Ce qui manque juste, c’est une synchronisation périodique avec Owncloud par exemple une fois par heure. D’abord j’ai naïvement ajouté deux lignes dans la CRONTAB :

syncevolution owncloud contacts
syncevolution owncloud calendar

Et bien ça ne marche pas car syncevolution utilise DBUS et qu’en lançant hors shell utilisateur, les variables d’environnement DISPLAY et DBUS_SESSION_BUS_ADDRESS ne sont pas initialisées. Il faut donc récupérer ces valeurs dans le shell script qu’on va lancer en CRON, merci Alexandre. Donc finalement c’est ce script qu’on va mettre sous CRON :

export DISPLAY=:0.0
export DBUS_SESSION_BUS_ADDRESS=$(ps -u phablet e | grep -Eo 'dbus-daemon.*address=unix:abstract=/tmp/dbus-[A-Za-z0-9]{10}' | tail -c35)
syncevolution owncloud contacts
syncevolution owncloud calendar

Amusant non ? J’ai joué pas mal avec la synchronisation des calendriers et des contacts et je peux dire que syncevolution tient bien la route. Le dernier détail indispensable pour moi, c’était de récupérer ma sonnerie habituelle ; il n’y a pas encore la possibilité de télécharger une sonnerie personnalisée. Après le chantier de la synchronisation, c’est un jeu d’enfant : il suffit de la convertir au format OGG et de la placer dans le répertoire /usr/share/sounds/ubuntu/ringtones/.

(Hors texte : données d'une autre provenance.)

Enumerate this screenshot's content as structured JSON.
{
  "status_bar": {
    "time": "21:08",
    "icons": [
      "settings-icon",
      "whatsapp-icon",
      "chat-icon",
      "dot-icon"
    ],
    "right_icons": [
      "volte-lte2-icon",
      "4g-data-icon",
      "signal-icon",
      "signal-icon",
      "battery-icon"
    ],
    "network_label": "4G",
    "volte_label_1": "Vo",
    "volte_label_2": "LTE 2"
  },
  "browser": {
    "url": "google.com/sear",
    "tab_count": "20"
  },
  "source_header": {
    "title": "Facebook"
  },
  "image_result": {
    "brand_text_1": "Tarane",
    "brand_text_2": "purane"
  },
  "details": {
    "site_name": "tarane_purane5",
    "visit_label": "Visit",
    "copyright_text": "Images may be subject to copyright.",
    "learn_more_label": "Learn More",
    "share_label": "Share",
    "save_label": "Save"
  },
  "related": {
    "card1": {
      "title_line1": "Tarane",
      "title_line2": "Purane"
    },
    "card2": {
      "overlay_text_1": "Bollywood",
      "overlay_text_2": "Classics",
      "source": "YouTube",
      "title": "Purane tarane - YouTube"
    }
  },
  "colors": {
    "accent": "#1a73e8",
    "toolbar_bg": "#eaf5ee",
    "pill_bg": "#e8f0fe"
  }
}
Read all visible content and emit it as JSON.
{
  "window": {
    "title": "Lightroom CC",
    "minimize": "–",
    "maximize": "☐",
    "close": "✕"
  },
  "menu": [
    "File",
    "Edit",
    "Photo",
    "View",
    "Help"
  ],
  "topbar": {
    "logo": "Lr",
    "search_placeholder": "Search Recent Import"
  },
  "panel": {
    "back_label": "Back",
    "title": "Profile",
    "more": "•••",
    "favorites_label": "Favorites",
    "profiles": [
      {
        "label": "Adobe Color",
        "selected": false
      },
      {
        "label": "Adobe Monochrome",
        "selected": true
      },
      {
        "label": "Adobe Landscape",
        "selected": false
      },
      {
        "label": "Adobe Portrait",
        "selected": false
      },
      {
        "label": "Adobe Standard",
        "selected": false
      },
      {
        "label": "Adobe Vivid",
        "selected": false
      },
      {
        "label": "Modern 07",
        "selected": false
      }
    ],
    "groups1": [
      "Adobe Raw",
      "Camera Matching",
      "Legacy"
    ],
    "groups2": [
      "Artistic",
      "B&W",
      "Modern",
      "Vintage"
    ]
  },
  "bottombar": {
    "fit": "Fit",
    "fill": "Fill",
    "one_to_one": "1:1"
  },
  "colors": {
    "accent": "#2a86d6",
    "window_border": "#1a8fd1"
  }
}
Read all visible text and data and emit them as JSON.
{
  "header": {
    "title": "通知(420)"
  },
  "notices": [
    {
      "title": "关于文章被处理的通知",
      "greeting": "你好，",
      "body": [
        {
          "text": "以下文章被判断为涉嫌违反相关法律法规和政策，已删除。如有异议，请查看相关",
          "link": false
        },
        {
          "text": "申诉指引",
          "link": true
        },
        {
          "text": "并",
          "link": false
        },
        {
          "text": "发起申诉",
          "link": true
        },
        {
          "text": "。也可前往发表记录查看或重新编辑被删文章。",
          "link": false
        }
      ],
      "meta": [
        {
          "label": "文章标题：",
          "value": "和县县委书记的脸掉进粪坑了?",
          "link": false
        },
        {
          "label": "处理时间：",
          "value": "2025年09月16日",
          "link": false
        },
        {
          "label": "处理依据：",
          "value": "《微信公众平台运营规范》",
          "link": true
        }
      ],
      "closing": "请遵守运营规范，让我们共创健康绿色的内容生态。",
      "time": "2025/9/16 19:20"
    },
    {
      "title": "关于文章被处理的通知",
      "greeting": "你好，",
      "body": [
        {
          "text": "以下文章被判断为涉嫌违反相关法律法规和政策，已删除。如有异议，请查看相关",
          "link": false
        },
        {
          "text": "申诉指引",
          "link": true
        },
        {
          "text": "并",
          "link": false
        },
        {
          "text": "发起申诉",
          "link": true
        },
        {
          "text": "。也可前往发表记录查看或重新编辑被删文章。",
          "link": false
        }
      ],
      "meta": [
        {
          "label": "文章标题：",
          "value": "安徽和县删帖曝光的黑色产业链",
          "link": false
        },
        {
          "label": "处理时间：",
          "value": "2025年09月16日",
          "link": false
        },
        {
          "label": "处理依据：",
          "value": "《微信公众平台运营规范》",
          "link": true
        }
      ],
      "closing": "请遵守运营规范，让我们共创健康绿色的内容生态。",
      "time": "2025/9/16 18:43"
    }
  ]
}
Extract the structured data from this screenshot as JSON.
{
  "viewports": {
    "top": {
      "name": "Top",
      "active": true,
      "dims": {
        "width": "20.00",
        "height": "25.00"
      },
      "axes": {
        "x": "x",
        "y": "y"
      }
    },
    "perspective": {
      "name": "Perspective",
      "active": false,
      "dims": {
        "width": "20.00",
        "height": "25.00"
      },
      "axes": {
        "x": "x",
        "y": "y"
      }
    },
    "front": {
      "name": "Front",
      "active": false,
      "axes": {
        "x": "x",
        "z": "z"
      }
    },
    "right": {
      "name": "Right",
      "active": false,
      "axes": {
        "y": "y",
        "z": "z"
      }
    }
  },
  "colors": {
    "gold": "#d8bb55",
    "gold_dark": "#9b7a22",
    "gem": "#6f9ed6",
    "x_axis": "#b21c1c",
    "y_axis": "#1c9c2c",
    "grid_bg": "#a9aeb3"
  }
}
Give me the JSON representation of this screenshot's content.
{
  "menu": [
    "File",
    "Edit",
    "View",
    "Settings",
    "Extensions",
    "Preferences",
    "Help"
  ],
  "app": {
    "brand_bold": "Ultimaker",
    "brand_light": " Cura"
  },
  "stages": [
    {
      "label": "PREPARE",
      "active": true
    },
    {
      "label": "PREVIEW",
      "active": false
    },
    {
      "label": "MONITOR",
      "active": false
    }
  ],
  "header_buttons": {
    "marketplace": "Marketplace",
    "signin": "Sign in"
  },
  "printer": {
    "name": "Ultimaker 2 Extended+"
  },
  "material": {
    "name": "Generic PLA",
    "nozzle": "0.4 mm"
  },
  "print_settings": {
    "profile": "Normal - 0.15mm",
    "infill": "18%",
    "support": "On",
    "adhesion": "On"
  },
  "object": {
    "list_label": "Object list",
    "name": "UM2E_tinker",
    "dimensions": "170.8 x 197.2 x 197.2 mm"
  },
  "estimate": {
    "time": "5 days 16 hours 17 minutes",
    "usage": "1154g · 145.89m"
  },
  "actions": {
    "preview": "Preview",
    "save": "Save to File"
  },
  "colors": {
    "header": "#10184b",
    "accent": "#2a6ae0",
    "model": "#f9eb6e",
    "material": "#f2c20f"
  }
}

Après une semaine d’utilisation quotidienne, j’ai trouvé le système crédible et agréable à utiliser. Qu’ils rajoutent un clavier physique et ce sera le meilleur du monde (troll inside !). Ubuntu Touch s’améliore régulièrement. Les développeurs se sont imposés un rythme de 6 semaines pour livrer une OTA. L’inconnue pour moi c’est comment Canonical espère monétiser son système et combien de temps ils réussiront à le pousser sans que ce soit rentable. En tout cas techniquement, c’est un petit bijou qui fait du pied aux Unixiens, un bol d’air frais quand les systèmes alternatifs au couple Android / IOS jettent l’éponge ou déposent le bilan l’un après l’autre.